Marshall Goldsmith, NYT bestselling author of Triggers, Creating Behavior That Lasts

My long-time friend, Marshall, is absolutely right.  Behavioral change is VERY hard.  It’s hard because it takes immense desire, discipline and determination.  You’ve got to really want to change.  You’ve got to work diligently at it.  You have to keep trying when the zest for change has lost its zeal.  The struggle is real.
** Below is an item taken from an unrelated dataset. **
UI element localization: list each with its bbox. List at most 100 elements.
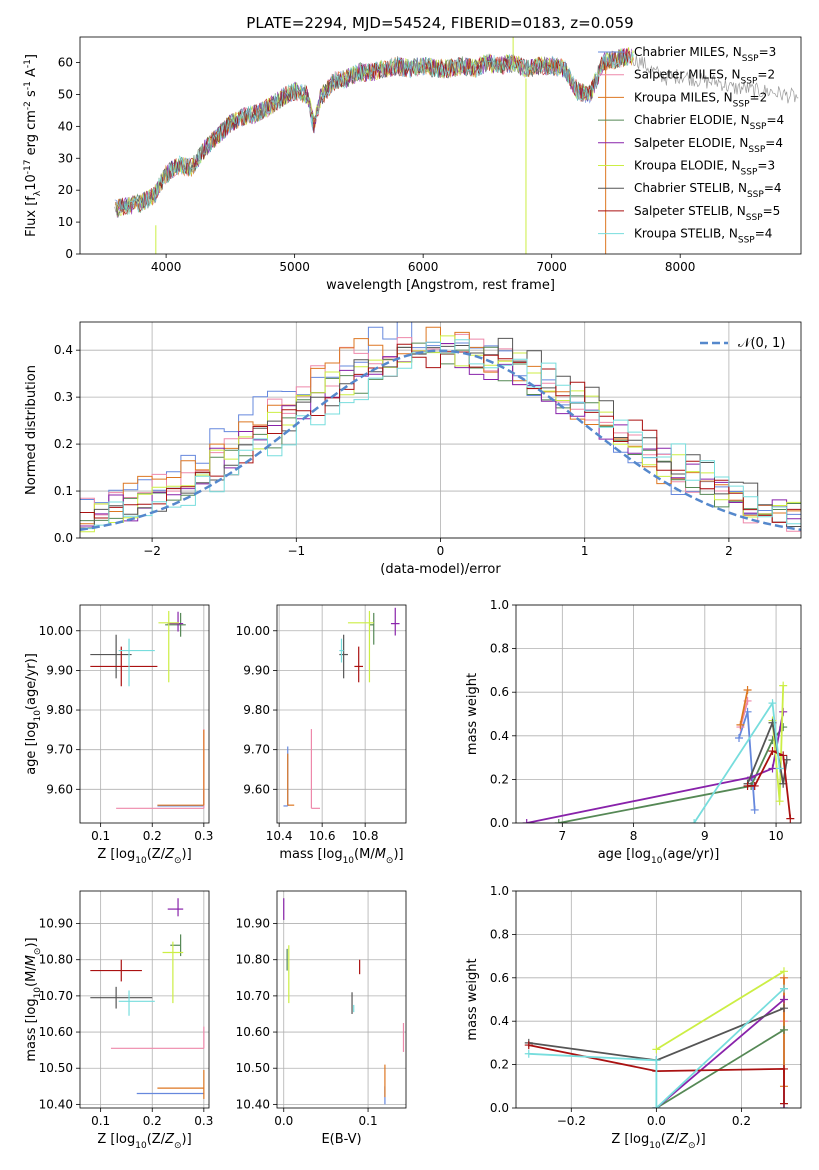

A client of mine is working on letting go of her attachments to people and past experiences.  She recently told me how hard it’s been changing her behavior – the exhausting pull on her energy, the emotional swings, the weariness of waiting.  To help her get through this difficult period, I sent her a text about the following four stages of behavioral change.  I told her that knowing what to expect won’t lessen the challenges she will face.  But understanding where you are and what lies ahead can help her, and you, get through each stage with a bit more self-compassion and grace.

 

Stage 1: INSPIRED

You’re gung ho and ready to go!  Whether your motivation comes from within or inspired by others, you’re driven and determined to chart a new direction.  Inspiration is essential for igniting change in your life.  But a word of caution – this stage is fueled by emotion.  You’ll feel excited for a few weeks and then your emotional high will peak.  When it does, don’t be alarmed.  It simply means that your energy has grounded and your perspectives have, too.  After several weeks of trying to change your behavior, you realize that it’s not that easy.  You’re more conscious of the fact that you’ve got some serious work to do.  That’s a clear indication that you’re transitioning to stage two.

Stage 2: MIRED

This stage is when you’re grinding it out day after day – attempting to exchange bad habits for better ones.  Some days you’ll make progress, other days you’ll regress.  This stage is like a roller coaster ride.  Don’t worry about success or failure.  At the end of the day, what matters is that you tried.  Like an elite athlete, Stage 2 is all about developing physical strength and endurance.  You must keep going no matter how difficult it is.  The key to transformation is consistent action.

Stage 3: TIRED

This is the toughest stage.  It’s when you’ve been working on behavioral change for a while and you’ve reached the final mile.  You’re feeling enormous fatigue and running out of fuel.  Your goal is within sight but each day is a fight.  This stage is the danger zone.  If you don’t step up your mental game, you’ll give up and quit — sabotaging the seeds you’ve sown.  Rely heavily on positive reinforcements — your steadfast supporters, favorite affirmations, or inspiring music.  Whatever keeps your mind shielded from negative forces.

Stage 4: RE-WIRED

If you maintain your mental game in stage three, getting to Stage 4 is guaranteed.  Stage 4 is when your behaviors have finally changed.  When you reach this stage, you’ll notice something strange.  There’s no fanfare.  You just wake up one day and realize that you’re there.  Through relentless patience and persistence, you’ve won the war of resistance.  There’s no more struggle.  But stay alert…bad habits can quickly resurface if you’re not mindful.

If you want to change your behaviors, make sure it’s for a meaningful goal.  Then you’ll stay focused and committed no matter how taxing it is on your soul.  And don’t forget to proceed at your own pace.  Because it doesn’t matter when you finally change — what matters is that you finish the race.